Terry Fox Laboratory, BC Cancer Agency, Vancouver, Canada.
Bioinformatics. 2018 Aug 1;34(15):2687-2689. doi: 10.1093/bioinformatics/bty136.
Droplet digital PCR (ddPCR) is an emerging technology for quantifying DNA. By partitioning the target DNA into ∼20 000 droplets, each serving as its own PCR reaction compartment, a very high sensitivity of DNA quantification can be achieved. However, manual analysis of the data is time consuming and algorithms for automated analysis of non-orthogonal, multiplexed ddPCR data are unavailable, presenting a major bottleneck for the advancement of ddPCR transitioning from low-throughput to high-throughput.
ddPCRclust is an R package for automated analysis of data from Bio-Rad's droplet digital PCR systems (QX100 and QX200). It can automatically analyze and visualize multiplexed ddPCR experiments with up to four targets per reaction. Results are on par with manual analysis, but only take minutes to compute instead of hours. The accompanying Shiny app ddPCRvis provides easy access to the functionalities of ddPCRclust through a web-browser based GUI.

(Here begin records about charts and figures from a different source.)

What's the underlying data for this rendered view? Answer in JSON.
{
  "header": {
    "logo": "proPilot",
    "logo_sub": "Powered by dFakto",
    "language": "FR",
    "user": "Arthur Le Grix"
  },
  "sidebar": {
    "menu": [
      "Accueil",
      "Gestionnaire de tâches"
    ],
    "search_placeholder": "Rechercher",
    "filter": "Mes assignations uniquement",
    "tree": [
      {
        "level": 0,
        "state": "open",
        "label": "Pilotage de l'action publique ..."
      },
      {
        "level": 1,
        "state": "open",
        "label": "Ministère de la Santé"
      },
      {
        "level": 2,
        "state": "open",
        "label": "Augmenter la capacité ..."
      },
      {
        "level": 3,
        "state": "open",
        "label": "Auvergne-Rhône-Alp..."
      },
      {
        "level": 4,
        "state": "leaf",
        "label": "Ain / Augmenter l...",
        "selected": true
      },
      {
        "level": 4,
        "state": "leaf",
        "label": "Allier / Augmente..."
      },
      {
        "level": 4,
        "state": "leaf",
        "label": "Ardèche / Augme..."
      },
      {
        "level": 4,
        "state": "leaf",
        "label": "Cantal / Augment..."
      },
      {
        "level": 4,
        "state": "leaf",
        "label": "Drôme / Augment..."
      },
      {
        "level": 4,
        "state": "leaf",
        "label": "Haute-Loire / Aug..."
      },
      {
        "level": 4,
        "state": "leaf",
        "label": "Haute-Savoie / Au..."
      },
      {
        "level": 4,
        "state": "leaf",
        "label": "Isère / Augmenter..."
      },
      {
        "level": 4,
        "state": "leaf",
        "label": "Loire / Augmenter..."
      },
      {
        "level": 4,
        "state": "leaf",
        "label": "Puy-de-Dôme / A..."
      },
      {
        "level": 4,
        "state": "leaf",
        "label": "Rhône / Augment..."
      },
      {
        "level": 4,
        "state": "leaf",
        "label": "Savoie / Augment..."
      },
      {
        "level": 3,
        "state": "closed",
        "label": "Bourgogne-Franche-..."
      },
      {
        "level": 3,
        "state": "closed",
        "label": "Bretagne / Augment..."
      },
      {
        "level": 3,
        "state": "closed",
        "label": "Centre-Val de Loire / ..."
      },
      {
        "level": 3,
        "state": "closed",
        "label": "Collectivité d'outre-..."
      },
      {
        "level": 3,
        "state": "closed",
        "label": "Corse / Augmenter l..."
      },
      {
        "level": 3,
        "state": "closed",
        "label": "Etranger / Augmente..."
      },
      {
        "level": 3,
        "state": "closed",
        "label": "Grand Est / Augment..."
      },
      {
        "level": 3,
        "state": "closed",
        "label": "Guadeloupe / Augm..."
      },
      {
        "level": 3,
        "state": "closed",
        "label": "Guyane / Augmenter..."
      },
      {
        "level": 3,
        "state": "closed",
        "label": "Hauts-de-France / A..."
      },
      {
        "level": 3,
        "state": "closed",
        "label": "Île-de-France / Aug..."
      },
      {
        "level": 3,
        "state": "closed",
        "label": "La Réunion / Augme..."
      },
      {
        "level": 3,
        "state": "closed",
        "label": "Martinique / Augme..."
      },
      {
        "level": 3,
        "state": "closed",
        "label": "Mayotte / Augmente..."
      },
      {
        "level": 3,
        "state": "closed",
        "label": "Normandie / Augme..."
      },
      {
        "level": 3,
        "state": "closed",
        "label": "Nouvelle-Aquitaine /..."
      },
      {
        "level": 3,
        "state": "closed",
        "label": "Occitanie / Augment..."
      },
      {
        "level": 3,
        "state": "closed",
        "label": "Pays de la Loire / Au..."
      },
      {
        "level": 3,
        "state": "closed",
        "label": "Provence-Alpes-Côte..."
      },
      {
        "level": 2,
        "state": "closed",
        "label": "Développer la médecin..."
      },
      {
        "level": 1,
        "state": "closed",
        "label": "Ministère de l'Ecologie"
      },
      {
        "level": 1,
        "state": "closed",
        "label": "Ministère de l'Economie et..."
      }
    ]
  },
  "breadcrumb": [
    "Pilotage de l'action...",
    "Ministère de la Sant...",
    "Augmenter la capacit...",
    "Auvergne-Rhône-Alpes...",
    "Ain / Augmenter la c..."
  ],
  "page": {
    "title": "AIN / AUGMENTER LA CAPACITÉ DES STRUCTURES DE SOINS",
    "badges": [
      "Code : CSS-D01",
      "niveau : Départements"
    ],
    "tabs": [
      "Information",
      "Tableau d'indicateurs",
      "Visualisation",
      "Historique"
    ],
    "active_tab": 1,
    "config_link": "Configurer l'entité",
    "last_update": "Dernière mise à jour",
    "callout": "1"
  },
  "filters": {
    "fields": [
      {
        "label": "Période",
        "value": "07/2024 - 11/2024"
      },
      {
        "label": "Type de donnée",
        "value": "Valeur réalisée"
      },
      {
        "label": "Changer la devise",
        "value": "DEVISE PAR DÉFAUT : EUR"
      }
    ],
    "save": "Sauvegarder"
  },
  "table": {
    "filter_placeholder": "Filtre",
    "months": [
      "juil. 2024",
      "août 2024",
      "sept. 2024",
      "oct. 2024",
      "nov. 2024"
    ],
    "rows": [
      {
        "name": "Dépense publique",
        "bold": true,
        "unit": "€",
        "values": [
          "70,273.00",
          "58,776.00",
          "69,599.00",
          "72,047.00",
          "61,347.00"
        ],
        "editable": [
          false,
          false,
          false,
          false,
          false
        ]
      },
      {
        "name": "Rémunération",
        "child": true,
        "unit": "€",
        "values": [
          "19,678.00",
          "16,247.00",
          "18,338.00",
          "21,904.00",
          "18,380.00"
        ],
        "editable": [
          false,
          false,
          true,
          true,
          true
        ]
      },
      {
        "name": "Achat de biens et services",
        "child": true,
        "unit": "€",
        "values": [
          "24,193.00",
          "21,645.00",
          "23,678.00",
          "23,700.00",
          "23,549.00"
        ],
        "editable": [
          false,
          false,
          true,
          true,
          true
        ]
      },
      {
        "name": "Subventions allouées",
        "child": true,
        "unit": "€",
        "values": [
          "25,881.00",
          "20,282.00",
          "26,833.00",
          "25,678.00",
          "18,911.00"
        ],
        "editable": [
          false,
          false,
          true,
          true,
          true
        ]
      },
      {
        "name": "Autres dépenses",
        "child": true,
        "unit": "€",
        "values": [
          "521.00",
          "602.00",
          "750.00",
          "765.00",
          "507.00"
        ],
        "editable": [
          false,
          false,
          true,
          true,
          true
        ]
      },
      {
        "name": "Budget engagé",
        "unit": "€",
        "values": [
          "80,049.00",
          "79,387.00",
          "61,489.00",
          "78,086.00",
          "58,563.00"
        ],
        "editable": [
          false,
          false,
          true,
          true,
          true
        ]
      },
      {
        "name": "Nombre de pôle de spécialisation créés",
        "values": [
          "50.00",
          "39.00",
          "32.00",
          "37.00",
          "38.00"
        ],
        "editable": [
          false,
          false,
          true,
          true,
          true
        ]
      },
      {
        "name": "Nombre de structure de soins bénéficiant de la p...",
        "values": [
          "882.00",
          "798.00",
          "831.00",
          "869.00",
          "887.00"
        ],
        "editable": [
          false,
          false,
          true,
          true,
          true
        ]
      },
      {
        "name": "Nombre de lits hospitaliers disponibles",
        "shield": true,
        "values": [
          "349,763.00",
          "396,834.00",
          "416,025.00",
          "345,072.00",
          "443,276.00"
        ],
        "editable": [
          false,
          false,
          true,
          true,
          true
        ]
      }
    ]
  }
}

R package: https://github.com/bgbrink/ddPCRclust; Interface: https://github.com/bgbrink/ddPCRvis/; Web: https://bibiserv.cebitec.uni-bielefeld.de/ddPCRvis/.
Supplementary data are available at Bioinformatics online.
液滴数字 PCR(ddPCR)是一种新兴的 DNA 定量技术。通过将目标 DNA 分割成约 20000 个液滴,每个液滴作为其自身的 PCR 反应室,可以实现非常高的 DNA 定量灵敏度。然而,手动分析数据非常耗时,并且没有用于分析非正交、多重 ddPCR 数据的算法,这成为了 ddPCR 从低通量向高通量转变的主要瓶颈。
ddPCRclust 是一个用于分析 Bio-Rad 的液滴数字 PCR 系统(QX100 和 QX200)数据的 R 包。它可以自动分析和可视化每个反应多达四个靶标的多重 ddPCR 实验。结果与手动分析相当,但计算时间只需几分钟,而不是数小时。随附的 Shiny 应用程序 ddPCRvis 通过基于 Web 浏览器的 GUI 提供了对 ddPCRclust 功能的轻松访问。
补充数据可在生物信息学在线获得。